About time – The moment of writing, the moment of sending, the moment of reading, and the moment of….
Please reference as: Whites Writing Whiteness (2014) ‘About time’ Whites Writing Whiteness http://www.whiteswritingwhiteness.ed.ac.uk/curiosities/about-time/ and provide a paragraph number as appropriate when quoting.
1. An empty envelope. No letter at all! How curious!
2. On or about 12 May 1887 – a Thursday – Lizzie Forbes, living in Mercheston, in a suburb of Edinburgh, Scotland, posted a letter to her sister-in-law Kate Forbes, who lived on the farm estate Athole, in the New Scotland area of the south-eastern Transvaal, South Africa. It cost her a perhaps surprisingly large amount – 10 x 1d stamps and a 6d stamp as well, 1/4 or 1 shilling and 4 pence in the currency of the day. However, Lizzie typically wrote very long letters (and in very dense and difficult to read handwriting), and often sent enclosures such as newspaper cuttings with them.

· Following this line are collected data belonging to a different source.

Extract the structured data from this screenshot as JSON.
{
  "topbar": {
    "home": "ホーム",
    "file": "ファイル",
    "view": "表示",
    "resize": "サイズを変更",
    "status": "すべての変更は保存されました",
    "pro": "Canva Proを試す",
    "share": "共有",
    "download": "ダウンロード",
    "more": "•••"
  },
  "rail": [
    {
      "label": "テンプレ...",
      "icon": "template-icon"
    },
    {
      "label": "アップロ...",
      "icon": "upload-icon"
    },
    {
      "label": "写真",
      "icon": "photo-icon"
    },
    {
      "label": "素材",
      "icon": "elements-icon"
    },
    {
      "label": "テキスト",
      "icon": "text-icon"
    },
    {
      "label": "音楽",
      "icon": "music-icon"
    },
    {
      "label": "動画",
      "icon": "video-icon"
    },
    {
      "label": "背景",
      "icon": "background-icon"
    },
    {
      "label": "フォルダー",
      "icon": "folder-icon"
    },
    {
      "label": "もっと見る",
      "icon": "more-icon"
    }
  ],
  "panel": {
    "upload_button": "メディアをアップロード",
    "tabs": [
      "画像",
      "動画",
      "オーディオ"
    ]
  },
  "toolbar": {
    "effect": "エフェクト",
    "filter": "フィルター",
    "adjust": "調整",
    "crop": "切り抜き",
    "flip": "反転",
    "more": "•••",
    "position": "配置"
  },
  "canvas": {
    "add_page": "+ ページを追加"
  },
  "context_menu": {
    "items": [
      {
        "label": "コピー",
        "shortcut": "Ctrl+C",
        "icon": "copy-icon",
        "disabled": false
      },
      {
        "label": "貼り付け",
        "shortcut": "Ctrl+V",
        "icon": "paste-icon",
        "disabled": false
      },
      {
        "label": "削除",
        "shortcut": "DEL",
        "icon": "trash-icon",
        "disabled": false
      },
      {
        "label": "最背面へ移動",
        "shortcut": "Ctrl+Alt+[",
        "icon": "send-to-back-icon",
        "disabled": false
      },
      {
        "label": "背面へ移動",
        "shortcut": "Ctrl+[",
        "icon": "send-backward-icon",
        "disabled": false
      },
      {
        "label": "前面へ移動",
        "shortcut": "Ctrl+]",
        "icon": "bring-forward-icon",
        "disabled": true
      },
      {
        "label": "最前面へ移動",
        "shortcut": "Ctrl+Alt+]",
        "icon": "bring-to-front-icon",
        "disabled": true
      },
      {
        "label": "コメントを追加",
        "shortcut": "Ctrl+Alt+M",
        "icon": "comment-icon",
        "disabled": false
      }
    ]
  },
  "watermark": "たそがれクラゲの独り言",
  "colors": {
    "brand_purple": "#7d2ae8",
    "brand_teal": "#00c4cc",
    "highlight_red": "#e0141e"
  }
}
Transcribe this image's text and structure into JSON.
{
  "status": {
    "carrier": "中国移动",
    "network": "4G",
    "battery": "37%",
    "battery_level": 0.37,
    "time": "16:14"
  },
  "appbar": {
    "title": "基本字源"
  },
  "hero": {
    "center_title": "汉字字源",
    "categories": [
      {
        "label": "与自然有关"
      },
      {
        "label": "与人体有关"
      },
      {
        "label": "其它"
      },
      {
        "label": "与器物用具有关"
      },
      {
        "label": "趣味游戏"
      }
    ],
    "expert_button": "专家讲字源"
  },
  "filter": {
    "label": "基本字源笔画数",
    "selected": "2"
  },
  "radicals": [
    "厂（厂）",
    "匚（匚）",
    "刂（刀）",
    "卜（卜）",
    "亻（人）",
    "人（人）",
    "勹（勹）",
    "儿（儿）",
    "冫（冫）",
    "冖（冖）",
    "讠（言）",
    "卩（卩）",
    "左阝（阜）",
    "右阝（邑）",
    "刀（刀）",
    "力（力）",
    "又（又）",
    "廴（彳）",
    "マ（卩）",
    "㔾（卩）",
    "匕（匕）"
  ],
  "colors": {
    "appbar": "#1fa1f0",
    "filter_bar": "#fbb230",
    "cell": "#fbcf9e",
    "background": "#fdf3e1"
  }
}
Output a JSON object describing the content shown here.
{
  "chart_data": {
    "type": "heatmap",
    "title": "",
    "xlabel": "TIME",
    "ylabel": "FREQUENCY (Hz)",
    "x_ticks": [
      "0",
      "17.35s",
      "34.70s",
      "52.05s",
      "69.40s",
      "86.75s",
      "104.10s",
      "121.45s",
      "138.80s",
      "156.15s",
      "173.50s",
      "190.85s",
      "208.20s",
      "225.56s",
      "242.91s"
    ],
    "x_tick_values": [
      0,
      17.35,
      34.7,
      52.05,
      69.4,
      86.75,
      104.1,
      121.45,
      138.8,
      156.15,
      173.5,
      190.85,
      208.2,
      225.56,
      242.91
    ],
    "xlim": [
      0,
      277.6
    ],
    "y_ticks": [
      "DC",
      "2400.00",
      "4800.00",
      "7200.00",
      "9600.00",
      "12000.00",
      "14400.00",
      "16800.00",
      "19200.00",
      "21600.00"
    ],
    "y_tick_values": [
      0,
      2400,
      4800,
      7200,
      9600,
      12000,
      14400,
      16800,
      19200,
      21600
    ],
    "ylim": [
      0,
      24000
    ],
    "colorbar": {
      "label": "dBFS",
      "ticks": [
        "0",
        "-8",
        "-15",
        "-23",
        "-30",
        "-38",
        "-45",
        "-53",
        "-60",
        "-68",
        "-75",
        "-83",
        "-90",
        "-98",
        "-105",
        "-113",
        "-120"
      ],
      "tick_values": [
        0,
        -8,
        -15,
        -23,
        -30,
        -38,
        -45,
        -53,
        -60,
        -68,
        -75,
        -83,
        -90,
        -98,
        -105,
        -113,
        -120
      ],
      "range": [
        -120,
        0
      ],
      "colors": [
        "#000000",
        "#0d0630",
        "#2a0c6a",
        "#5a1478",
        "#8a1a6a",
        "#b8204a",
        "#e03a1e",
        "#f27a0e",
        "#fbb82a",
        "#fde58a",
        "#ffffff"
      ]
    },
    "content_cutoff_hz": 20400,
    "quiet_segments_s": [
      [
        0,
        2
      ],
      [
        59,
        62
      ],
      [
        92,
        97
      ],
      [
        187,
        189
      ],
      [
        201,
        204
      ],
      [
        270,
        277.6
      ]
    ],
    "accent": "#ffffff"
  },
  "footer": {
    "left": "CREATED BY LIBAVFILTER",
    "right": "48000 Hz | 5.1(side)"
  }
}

3. The ‘moment’, in this case the date of posting, or rather the letter’s collection date (when it was stamped with the date and place of collection) is certified by the round postal mark or stamp. The envelope is separate from its once enclosed letter, so the date of the letter’s writing has to be guessed from this evidence and explored by reference to the many thousands of letters in the Forbes Collection (in the National Archives Repository of South Africa). Among the extant letters there are over 350 from Lizzie; among those with dates, there is just one from May 1887, dated 4 May, which is over eight days before this one was collected and stamped. Have other letters from May 1887 gone astray? Or might there have been reasons provided in the May 1887 letter, or the next in the sequence in June 1887, for a delay in posting? In fact there are not.
4. However, what is certain is that ‘the moment of writing’ and ‘the moment of sending’ were not one and the same. Even if the letter did not experience an eight day delay in being posted, there would still have been ‘a time’ between writing (earlier that day, perhaps the previous day) and posting and collecting. But perhaps there was that eight day gap, filled with what is now irrevocably lost.
5. Time takes another hefty shimmer when the envelope is turned over. The two postal stamps on the back are fairly illegible, although one seems to have ‘6’ on it and if so may indicate a local, New Amsterdam or Ermelo, stamping on 6 June. If so, this indicates an incredibly speedy approximately 25 days between its stamping on collection in Edinburgh and the letter’s arrival in the south-east of the Transvaal. But there is more going on here than just the longness or the shortness (it could be either, depending on perceptions of epistolary travelling across space and time in 1887) of those 25 days.
6. Letters are always ‘in the present tense’ in a figurative sense if not always a literal one. That is, when they arrive and are read, they are read by the addressee as though in that moment of writing when they were authored. The May 1887 letter from Lizzie Forbes was collected from New Amsterdam or Ermelo and taken to Athole. There, someone – almost certainly Kate Forbes as the person it was addressed to – opened and read it on or about 8 June. But Time shimmered: ‘Dear X, I am well, this and that has happened, I am writing this, please write to me, I am…’. I am, I am; not I was.
7. June 1887 is indeed the month for which a very rough calendar has been written out on the back of the envelope, for the 8th is indicated as a Wednesday, and in 1887 there is only in month – June – when the 8th of the month falls on that day of the week. The calendar opens time up from 8 June and to 6 July. It starts on 8 June, which may indicate the date on which the letter arrived at Athole and was read. There are few clues – no clues! – as to what the calendar was for, although some guesses can be made.
8. One possibility is that it refers to the monthly cycle of letters which were written and sent by Lizzie, and the equally monthly cycle of letters back to her by Kate Forbes, sometimes one of Kate’s children, more occasionally by Lizzie’s brother and Kate’s husband David. A second, related, is that it was possibly written to use in working out when the overseas mails were collected and so when a reply would need to be written by. A third, which does not preclude the first or the second, is that the farming calendar was a daily task-based one and the seasons in the area where Athole is situated long and settled, and so being lost in time would have been easy without such devices as calendars and diaries. And so this particular example might have been to act as an aide memoire over the following days.
9. This is to think about time in the context of when that particular moment of writing in which the calendar was scribbled on the envelope’s back occurred in the routine of things. This is the quotidian time of the everyday, and concerns how such routines, including those of letter-writing and farming, marked the months, weeks, days. It represents a certain ambiguity, for inscribing such a device for keeping track of time indicates a lack, a need or a want. It is, however, hardly the urgent rhythms of the clock, the urgent chime, the insistent bell. Nor is particular day marked in this monthly period (rather oddly, of 29 days); it is the whole that is inscribed, not any particular part of it.
10. No letter? Maybe not, but there is a lot of what epistolarity is all about! A letter was written, sent, collected, travelled, arrived, was read; time passed; time shimmered; a cycle of giving and receiving was renewed.